4. We actually do a lot of testing. Beginning on Wednesday, we deploy to our early leak accounts. We steadily increase that through the week. The problem with this particular bug is that you could use Kiln lightly (most of our test accounts are not large accounts) without hitting this problem at all. Even the full QA test suite did not trigger the problem. That happened because Kiln was designed to keep working in the case of a FogBugz communication failure until it couldn't, which was directly proportional to how much you used Kiln. The real problem here, which has been fixed, is that Kiln should not attempt to hide a problem communicating with FogBugz.

5. We don't do release in the middle of the day. We do them at 10 PM. I have no idea where you got that.
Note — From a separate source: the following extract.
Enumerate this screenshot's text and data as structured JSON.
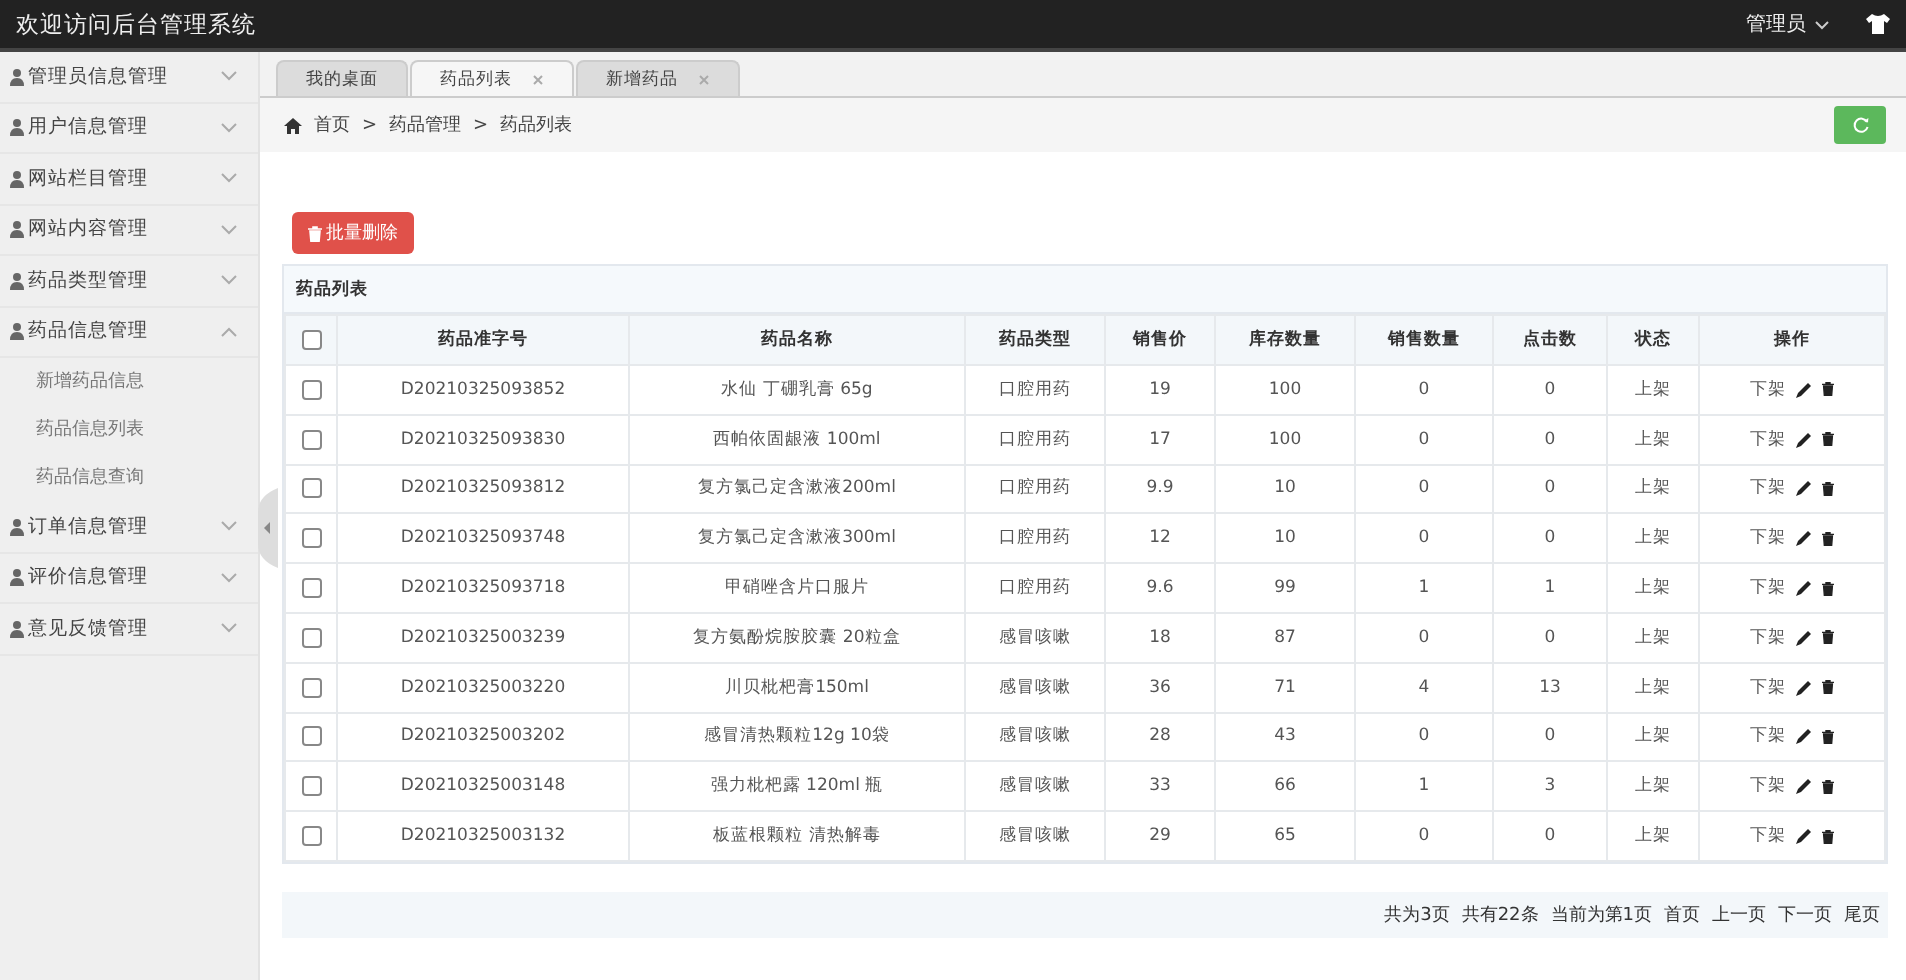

There's a lot we can improve. We need to make sure Kiln not talking to FogBugz, which can bring down Kiln, hard-fails, instead of trying to continue. We need to make sure that all hands are on-deck when people are going to work, as you noted, which is vastly easier to do midweek than Sunday night. And we probably ought to add more automated testing to the integration points. But I think you're painting a somewhat unfair picture of the current situation.

1 comments

> What we don't have (in response to your first point) is a demand that those people be available Sunday night.

Boring, un-agile places have concepts like 24/7 rosters of operations staff and the ability to rotate "on call" duty amongst developers.

However I agree with your conclusion that performing irreversible rollouts are best achieved during (your) daylight hours.

> The real problem here, which has been fixed, is that Kiln should not attempt to hide a problem communicating with FogBugz.

Question: why wasn't an alert raised immediately?